Prioritize...
After completing this section, you should be able to:
- Define the term "model" in a scientific context.
- Describe, in basic terms, what a climate model's purpose is.
Read...
"It's tough to make predictions, especially about the future." This Danish "proverb" (often attributed to the baseball great, Yogi Berra) is especially apt now! Last lesson, we focused on how the climate has changed when we look backward. Past trends in air temperature and their consequences for ice coverage, sea level rise, atmospheric moisture, extreme weather, etc., are things that scientists have already observed. But what does the future hold? How will climate change impact us in 10 years? In 100 years? Answering those questions is challenging for scientists because of all the variables involved in predicting the future. In an ideal world, scientists could use some sort of identical planet, just like Earth, to compare observed changes to our climate to those without human influence on the identical planet. Kind of like a placebo. But no such planet exists! Therefore, scientists are forced to use the next best thing – a climate model.

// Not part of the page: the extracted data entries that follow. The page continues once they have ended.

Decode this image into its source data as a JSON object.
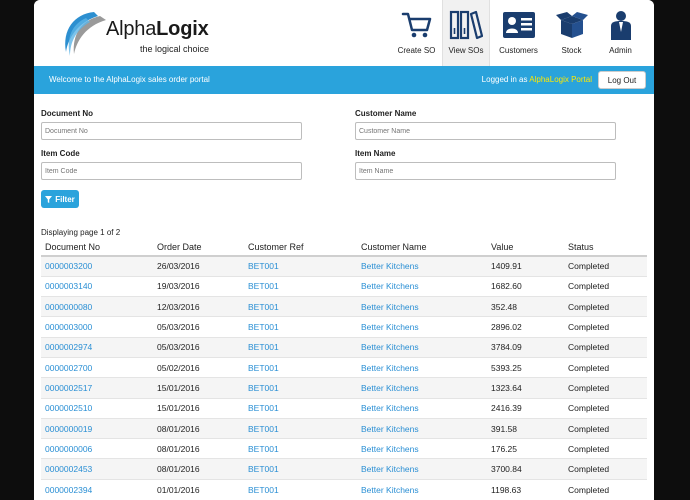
{
  "brand": {
    "title_light": "Alpha",
    "title_bold": "Logix",
    "tagline": "the logical choice"
  },
  "nav": [
    {
      "label": "Create SO",
      "icon": "shopping-cart-icon"
    },
    {
      "label": "View SOs",
      "icon": "binders-icon",
      "active": true
    },
    {
      "label": "Customers",
      "icon": "contact-card-icon"
    },
    {
      "label": "Stock",
      "icon": "box-icon"
    },
    {
      "label": "Admin",
      "icon": "admin-user-icon"
    }
  ],
  "banner": {
    "welcome": "Welcome to the AlphaLogix sales order portal",
    "logged_prefix": "Logged in as",
    "user": "AlphaLogix Portal",
    "logout_label": "Log Out",
    "color": "#2aa3dc"
  },
  "filters": {
    "document_no": {
      "label": "Document No",
      "placeholder": "Document No"
    },
    "customer_name": {
      "label": "Customer Name",
      "placeholder": "Customer Name"
    },
    "item_code": {
      "label": "Item Code",
      "placeholder": "Item Code"
    },
    "item_name": {
      "label": "Item Name",
      "placeholder": "Item Name"
    },
    "filter_label": "Filter"
  },
  "paging": "Displaying page 1 of 2",
  "table": {
    "headers": [
      "Document No",
      "Order Date",
      "Customer Ref",
      "Customer Name",
      "Value",
      "Status"
    ],
    "rows": [
      [
        "0000003200",
        "26/03/2016",
        "BET001",
        "Better Kitchens",
        "1409.91",
        "Completed"
      ],
      [
        "0000003140",
        "19/03/2016",
        "BET001",
        "Better Kitchens",
        "1682.60",
        "Completed"
      ],
      [
        "0000000080",
        "12/03/2016",
        "BET001",
        "Better Kitchens",
        "352.48",
        "Completed"
      ],
      [
        "0000003000",
        "05/03/2016",
        "BET001",
        "Better Kitchens",
        "2896.02",
        "Completed"
      ],
      [
        "0000002974",
        "05/03/2016",
        "BET001",
        "Better Kitchens",
        "3784.09",
        "Completed"
      ],
      [
        "0000002700",
        "05/02/2016",
        "BET001",
        "Better Kitchens",
        "5393.25",
        "Completed"
      ],
      [
        "0000002517",
        "15/01/2016",
        "BET001",
        "Better Kitchens",
        "1323.64",
        "Completed"
      ],
      [
        "0000002510",
        "15/01/2016",
        "BET001",
        "Better Kitchens",
        "2416.39",
        "Completed"
      ],
      [
        "0000000019",
        "08/01/2016",
        "BET001",
        "Better Kitchens",
        "391.58",
        "Completed"
      ],
      [
        "0000000006",
        "08/01/2016",
        "BET001",
        "Better Kitchens",
        "176.25",
        "Completed"
      ],
      [
        "0000002453",
        "08/01/2016",
        "BET001",
        "Better Kitchens",
        "3700.84",
        "Completed"
      ],
      [
        "0000002394",
        "01/01/2016",
        "BET001",
        "Better Kitchens",
        "1198.63",
        "Completed"
      ]
    ]
  }
}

First, let’s understand what a model is. In absolutely the most basic terms, a model is a simplified representation of a real-world system that helps us understand, explain, predict, or manage processes. Models can be physical objects, such as scale models of buildings or rockets, or abstract constructs, like mathematical equations and computer simulations.
Now, when it comes to science, models are often used to simulate complex systems by incorporating various different variables and how they interact with one another. By simplifying the real world, models allow scientists to experiment with different scenarios, make predictions, and explore outcomes of various changes in the system being studied. For example, in epidemiology, doctors build models to simulate the spread of infectious diseases. They may have variables like population density, temperature, whether people are locked down, etc. This helps researchers predict outbreak patterns, assess the effectiveness of interventions like vaccination, and plan public health responses.

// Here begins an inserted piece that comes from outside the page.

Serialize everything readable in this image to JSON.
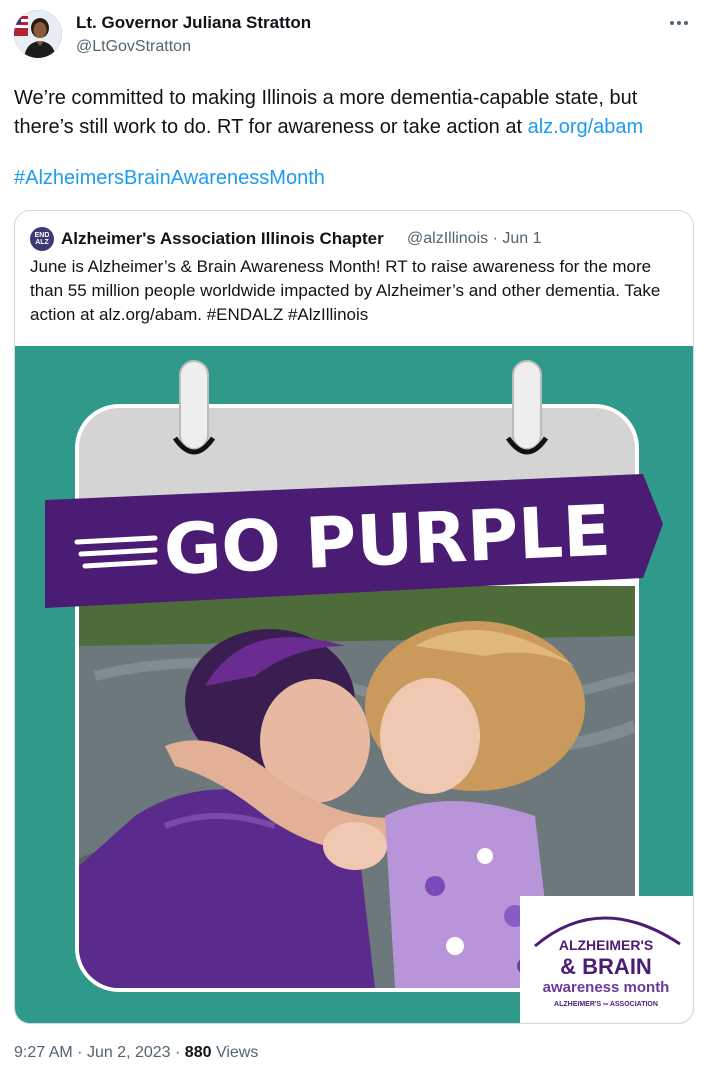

At its core, that is also what a climate model does! It’s impossible to track every molecule in the Earth’s system at any given time. However, we can use what we have learned in this class to simplify the system and then use computers to predict what the future climate might look like. We can do things like add extra carbon dioxide to the atmosphere or remove aerosol pollution and see what happens... all without having to wait 100 years to find out!
There is a range of types of climate models, each varying in complexity and scope. When you hear the term “climate model” in some news article or even on TikTok, you should remember that it isn’t a one-size-fits-all term. For example, we can have "toy" models. These (very) simple climate models focus on basic processes and provide a broad overview of what is going on in the Earth’s climate system with minimal (or no!) need to use a computer. They often use basic concepts, such as the balance between incoming solar radiation and outgoing infrared radiation, to estimate changes in global temperature. They are simple enough that you can write them out with a pencil and paper.
Remember when we talked about the Earth’s equilibrium temperature in the context of radiation? Energy in = energy out? True story: we were actually “building a model!” Simple, yes, but useful for understanding how the climate system behaves!